Brain changes after COVID-19 — how concerned should we be?

Stéphane Kremer 1,2,, H Rolf Jäger 3,4,
PMCID: PMC9022737  PMID: 35449462

Abstract

Analysis of brain images taken before and after infection with SARS-CoV-2 suggests that even mild COVID-19 is associated with brain structure alterations and cognitive impairment. However, the clinical implications for individuals are unclear and further studies are needed to assess the generalizability of the findings and whether the effects are long-lasting.

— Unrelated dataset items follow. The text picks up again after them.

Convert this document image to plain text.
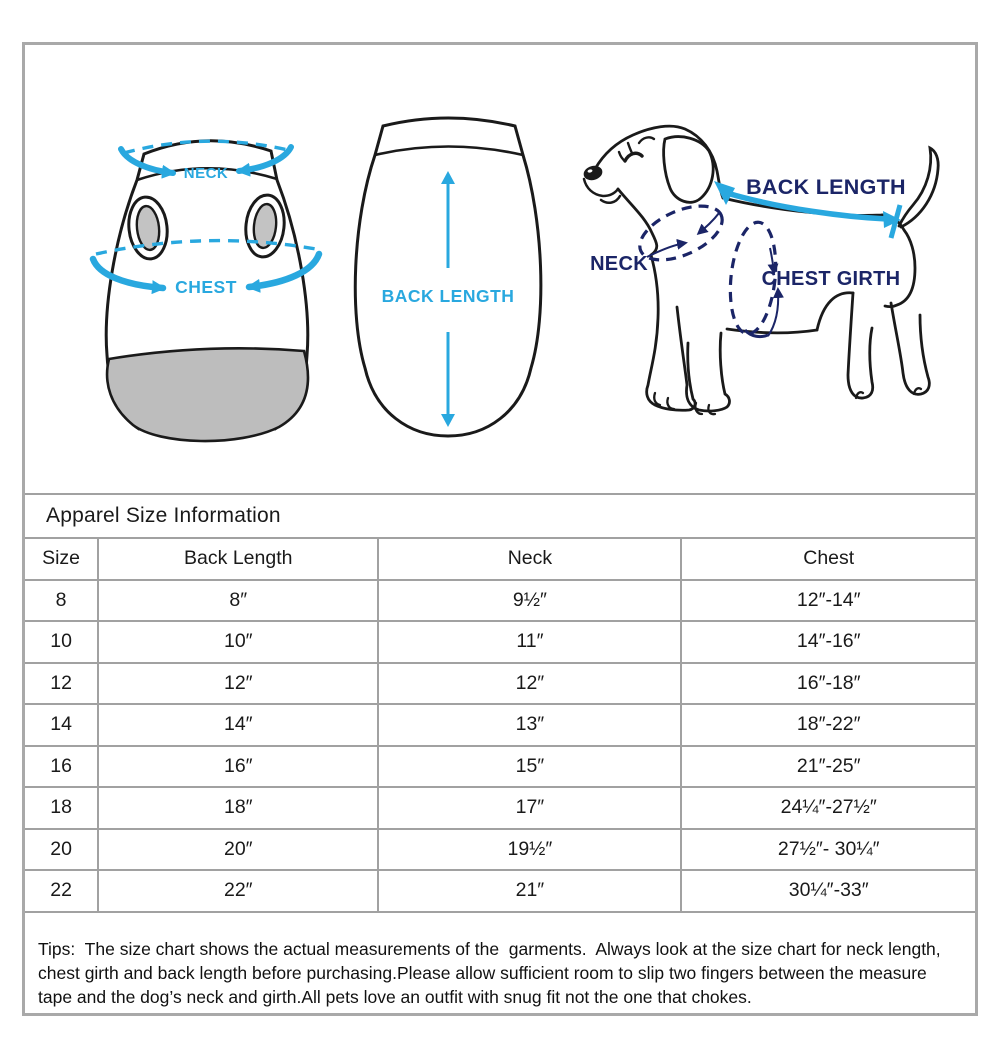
NECK
CHEST	BACK LENGTH
BACK LENGTH
NECK
CHEST GIRTH
Apparel Size Information
Size	Back Length	Neck	Chest
8	8″	9½″	12″-14″
10	10″	11″	14″-16″
12	12″	12″	16″-18″
14	14″	13″	18″-22″
16	16″	15″	21″-25″
18	18″	17″	24¼″-27½″
20	20″	19½″	27½″- 30¼″
22	22″	21″	30¼″-33″

Tips:  The size chart shows the actual measurements of the  garments.  Always look at the size chart for neck length, chest girth and back length before purchasing.Please allow sufficient room to slip two fingers between the measure tape and the dog’s neck and girth.All pets love an outfit with snug fit not the one that chokes.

Subject terms: Brain imaging, SARS-CoV-2, Neurological disorders


Refers to Douaud, G. et al. SARS-CoV-2 is associated with changes in brain structure in UK Biobank. Nature 10.1038/s41586-022-04569-5 (2022).

MRI findings associated with neurological complications of SARS-CoV-2 infection have been well documented in patients who have been admitted to hospital with severe COVID-19. However, most published series have lacked premorbid imaging and have included few patients with mild or subclinical forms of the infection. Recent work published in Nature by Douaud et al.1 fills this important knowledge gap through analysis of brain images taken before and after SARS-CoV-2 infection in patients who experienced mostly mild illness. The results have raised concern, but their full implications remain to be seen.

Douaud et al.1 analysed longitudinal MRI and neuropsychological data from a total of 785 participants in the UK Biobank. All participants had undergone standardized MRI twice, with an average gap of 3.2 years, as part of the UK Biobank study. However, during the time between MRI procedures, 401 individuals had tested positive for SARS-CoV-2 infection and 384 individuals had not. Consequently, images from before and after SARS-CoV-2 infection were available for all individuals who tested positive, and images from individuals who had not tested positive provided control data. The vast majority (96%) of individuals who tested positive for SARS-CoV-2 did not require hospitalization, and of 15 patients who were hospitalized, only two were admitted to an intensive care unit. Therefore, the study was essentially of the effects of mild SARS-CoV-2 infection.

The investigators performed automated, group-level analysis of volumetric and diffusion-weighted MRI data, using a hypothesis-driven approach (assuming increased vulnerability of the olfactory system) and an exploratory approach. The hypothesis-driven analysis revealed more marked longitudinal cortical volume loss and/or diffusion changes in limbic brain regions functionally connected to the primary olfactory cortex in participants who had tested positive for SARS-CoV-2 infection than in participants who had not. In addition, the exploratory analysis demonstrated that reductions in overall brain size and volume loss in multiple regions were greater among patients who tested positive for SARS-CoV-2. Furthermore, cognitive tests revealed greater decline in executive function among participants who tested positive for SARS-CoV-2 than among those who did not, but no difference in any other neurocognitive domains. The findings are clearly important, but the strengths and weaknesses of the study need to be taken into account to assess its implications.

reductions in overall brain size … were greater among patients who tested positive for SARS-CoV-2

One major strength of the study is the sample size, which makes it one of the largest brain imaging studies of the effects of SARS-CoV-2 conducted so far. The availability of baseline imaging before infection is also an important strength, and the large control group mitigates the influence that the effects of lockdowns have been shown to have on brain volume2. In addition, subgroup analysis after exclusion of the 15 patients who were admitted to hospital produced similar findings, demonstrating that the effects on the brain and cognitive function are apparent even after mild COVID-19.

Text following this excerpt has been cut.